I think it's great that your stepson cooks with you.


----------



## htc (Nov 4, 2005)

They were soft and chewy. I don't know how they will taste tomorrow. They've cooled completley and seem harder than they were earlier. The recipe said 15 min each cooking period, but I think that it could do for about 12 min. Also, I think if I let it rise longer it will get chewier.

Yes, stepson likes to help in the kitchen. I always make his Dad participate too cuz I think he'll remember cooking w/ his Dad a lot more than he would me, when he gets older.  DH is always good and does participate.


----------



## urmaniac13 (Nov 4, 2005)

Your pretzels look "ganz gut"!! (They look so good it had to be said in their original tongue German!! ) Can I pinch one of them!!? 




			
				htc said:
			
		

> Yes, stepson likes to help in the kitchen. I always make his Dad participate too cuz I think he'll remember cooking w/ his Dad a lot more than he would me, when he gets older.  DH is always good and does participate.


 
I feel the same way, HTC... Lucilla, Cris's 9year old, is obviously interested in cooking, she always comes to my side and wants to help me when she sees me making something in the kitchen. Cris has made some Ice Cream, Truffles and biscuits with her and she seems to enjoy it a lot. And when she takes part in cooking the food, she is much less picky, she eats what she cooked!! Unfortunately her mother (Cris's ex) has lost enthusiasm for cooking now and only does bare minimum for their everyday dinner. I wish she had more opportunity to cook in the kitchen!!


----------



## Piccolina (Nov 4, 2005)

Ohhh I would love one of those right now HTC, they look fantastic - great job! 

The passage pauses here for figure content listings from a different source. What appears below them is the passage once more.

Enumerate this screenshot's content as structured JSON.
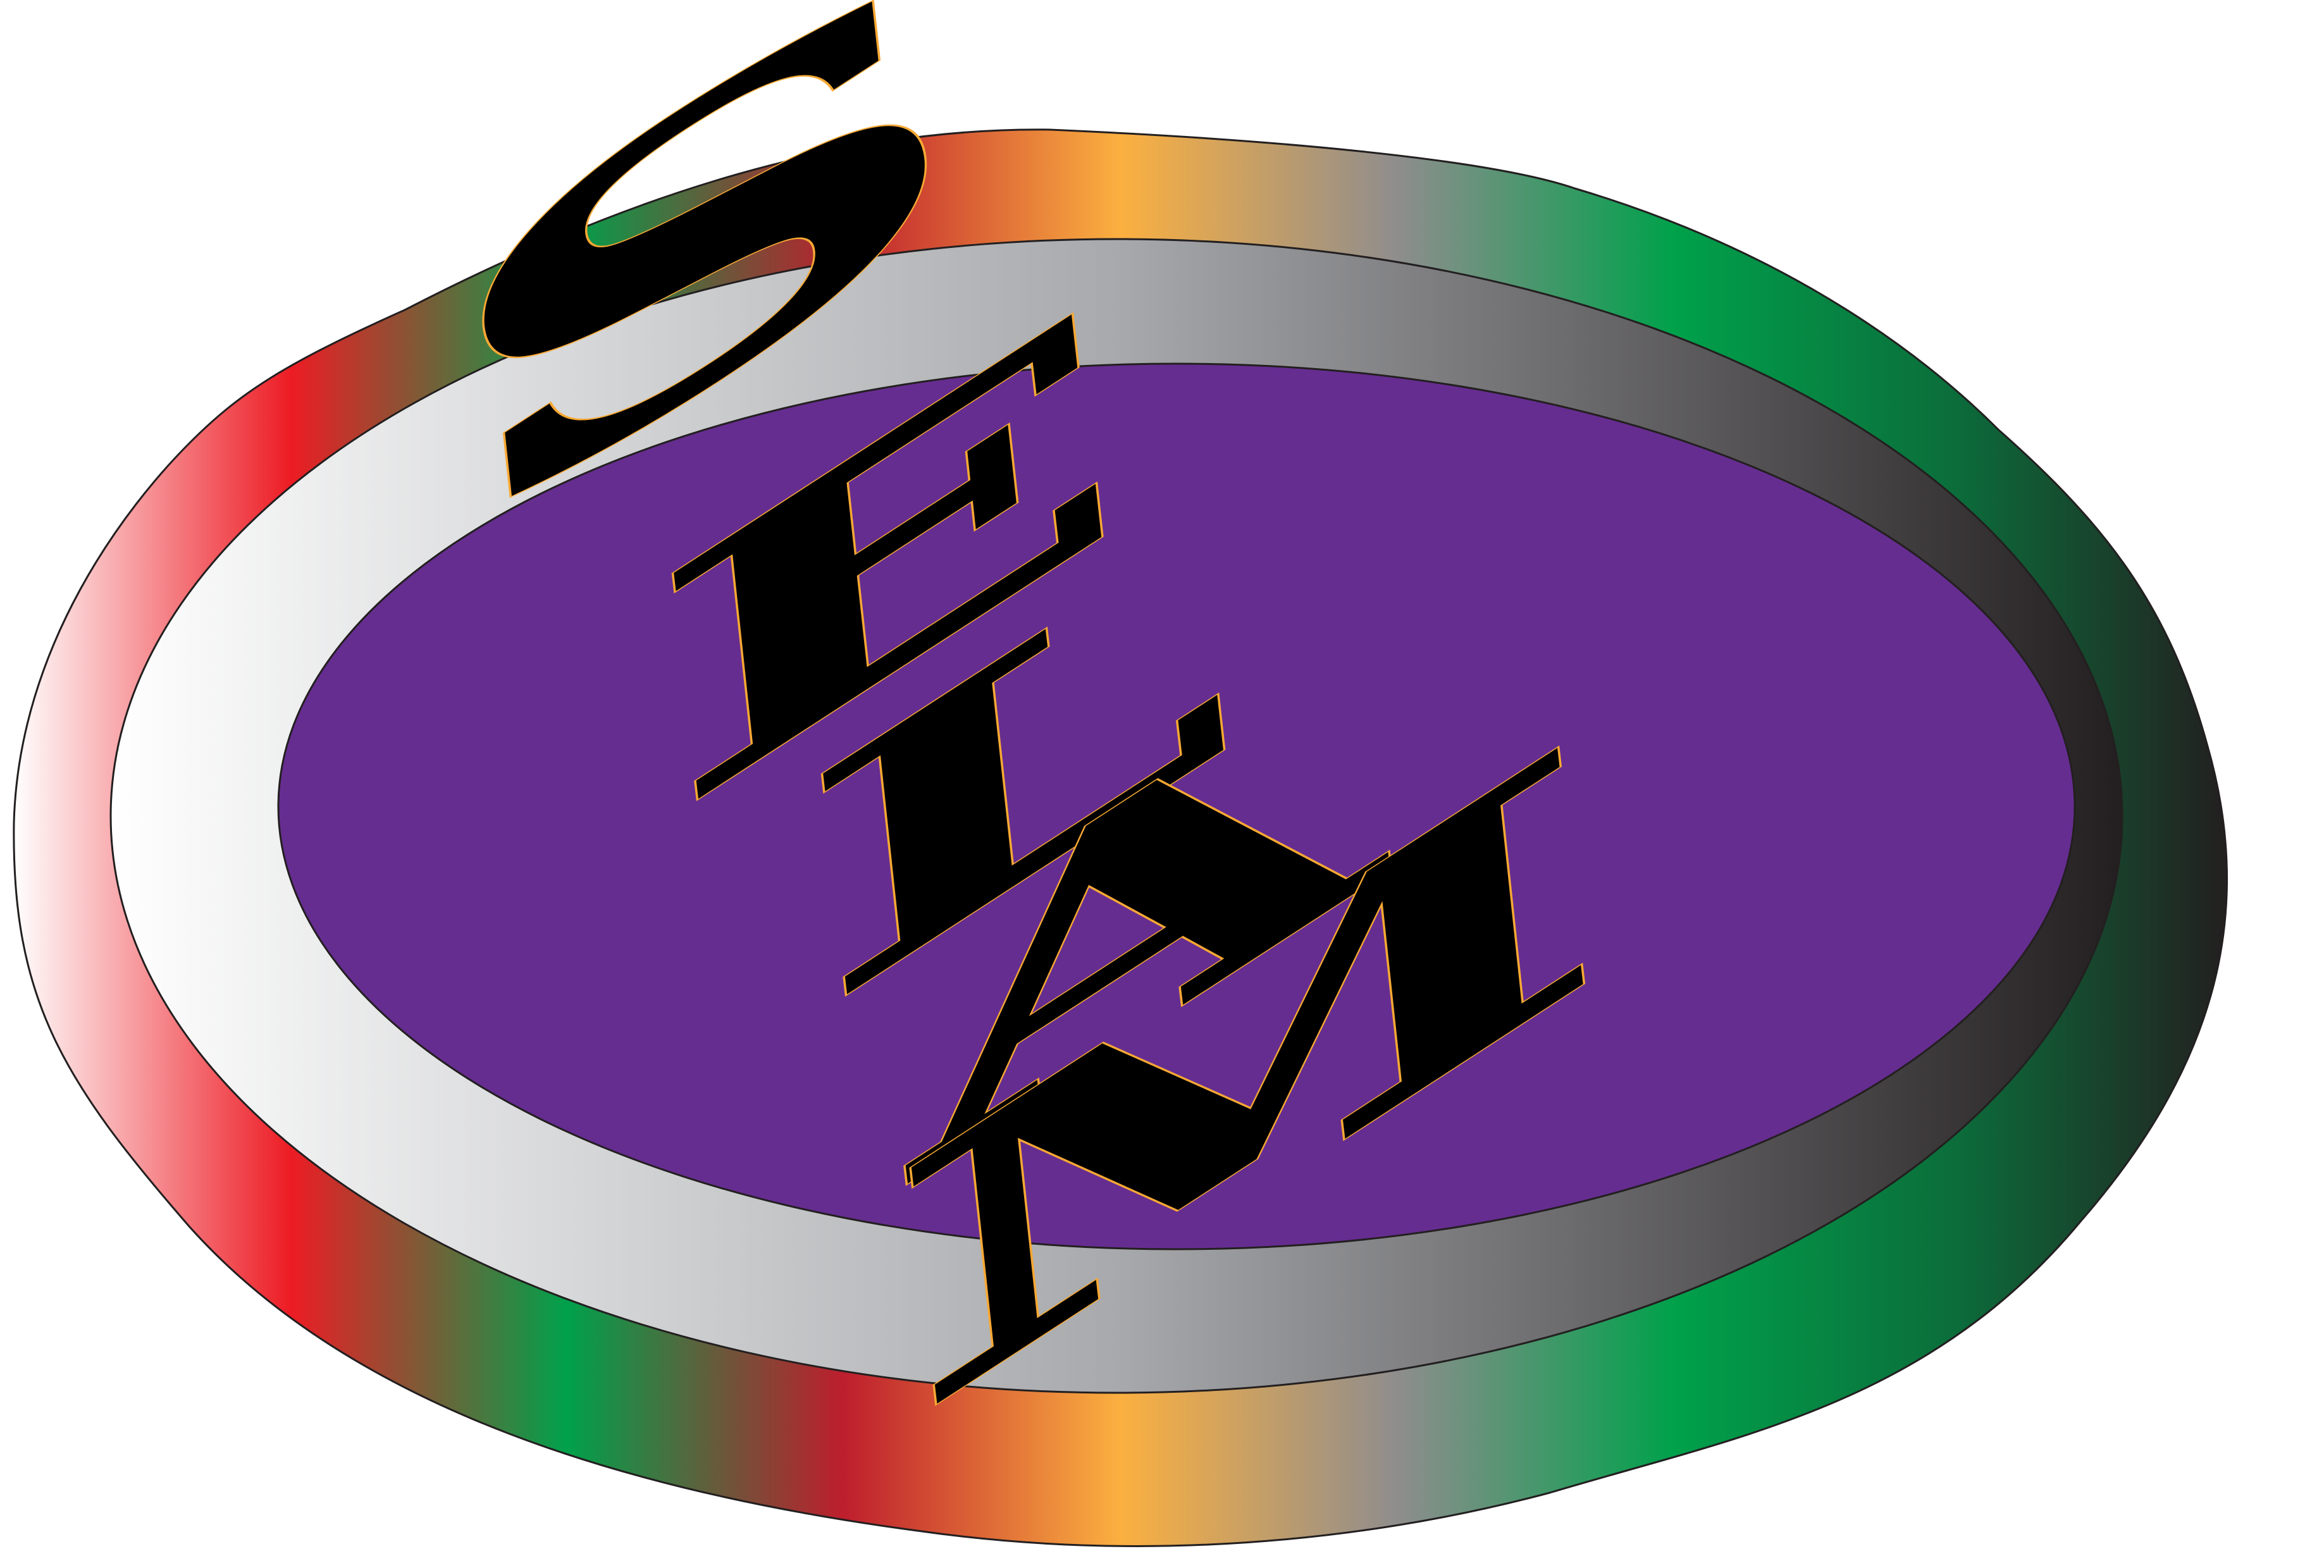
{
  "logo": {
    "letters": [
      "S",
      "E",
      "L",
      "A",
      "M"
    ],
    "colors": {
      "background": "#ffffff",
      "outer_ring_gradient": [
        "#ffffff",
        "#ed1c24",
        "#00a14b",
        "#be1e2d",
        "#fbb040",
        "#8f8d8d",
        "#00a14b",
        "#0b6e3b",
        "#231f20"
      ],
      "middle_ring_gradient": [
        "#ffffff",
        "#a7a9ac",
        "#231f20"
      ],
      "inner_oval_fill": "#662d91",
      "letter_fill": "#000000",
      "letter_outline": "#f7a833",
      "shape_stroke": "#231f20"
    }
  }
}
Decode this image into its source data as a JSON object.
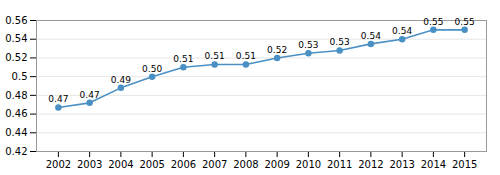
{
  "chart_data": {
    "type": "line",
    "x": [
      2002,
      2003,
      2004,
      2005,
      2006,
      2007,
      2008,
      2009,
      2010,
      2011,
      2012,
      2013,
      2014,
      2015
    ],
    "values": [
      0.467,
      0.472,
      0.488,
      0.5,
      0.51,
      0.513,
      0.513,
      0.52,
      0.525,
      0.528,
      0.535,
      0.54,
      0.55,
      0.55
    ],
    "value_labels": [
      "0.47",
      "0.47",
      "0.49",
      "0.50",
      "0.51",
      "0.51",
      "0.51",
      "0.52",
      "0.53",
      "0.53",
      "0.54",
      "0.54",
      "0.55",
      "0.55"
    ],
    "data_labels": true,
    "color": "#4a90c4",
    "marker": "circle",
    "xlim": [
      2001.3,
      2015.7
    ],
    "xticks": [
      2002,
      2003,
      2004,
      2005,
      2006,
      2007,
      2008,
      2009,
      2010,
      2011,
      2012,
      2013,
      2014,
      2015
    ],
    "ylim": [
      0.42,
      0.56
    ],
    "yticks": [
      0.42,
      0.44,
      0.46,
      0.48,
      0.5,
      0.52,
      0.54,
      0.56
    ],
    "grid": "y"
  }
}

Do you ever like to dip your soft pretzels into any type of sauce or condiment?


----------



## htc (Nov 4, 2005)

Urmac, I find that the same thing happened with my stepson. He's a lot less picky when he gets to help. Used to hate tomatoes, but then helped grow them and now claims it's one of his favorite veggies!  

Piccolina, sometimes I like to dip in a cheese sauce. We haven't done a dip for these yet. I was pretty liberal w/ the cheese on some of them so I might not do the dip. Just for the sake of my waistline.


----------



## licia (Nov 4, 2005)

They look so good. I printed the recipe and will try to make them with my grandkids Thanksgiving week.  I'm sure they will want to get involved in that.


----------



## KAYLINDA (Nov 4, 2005)

These look heavenly!  Great job Htc!


----------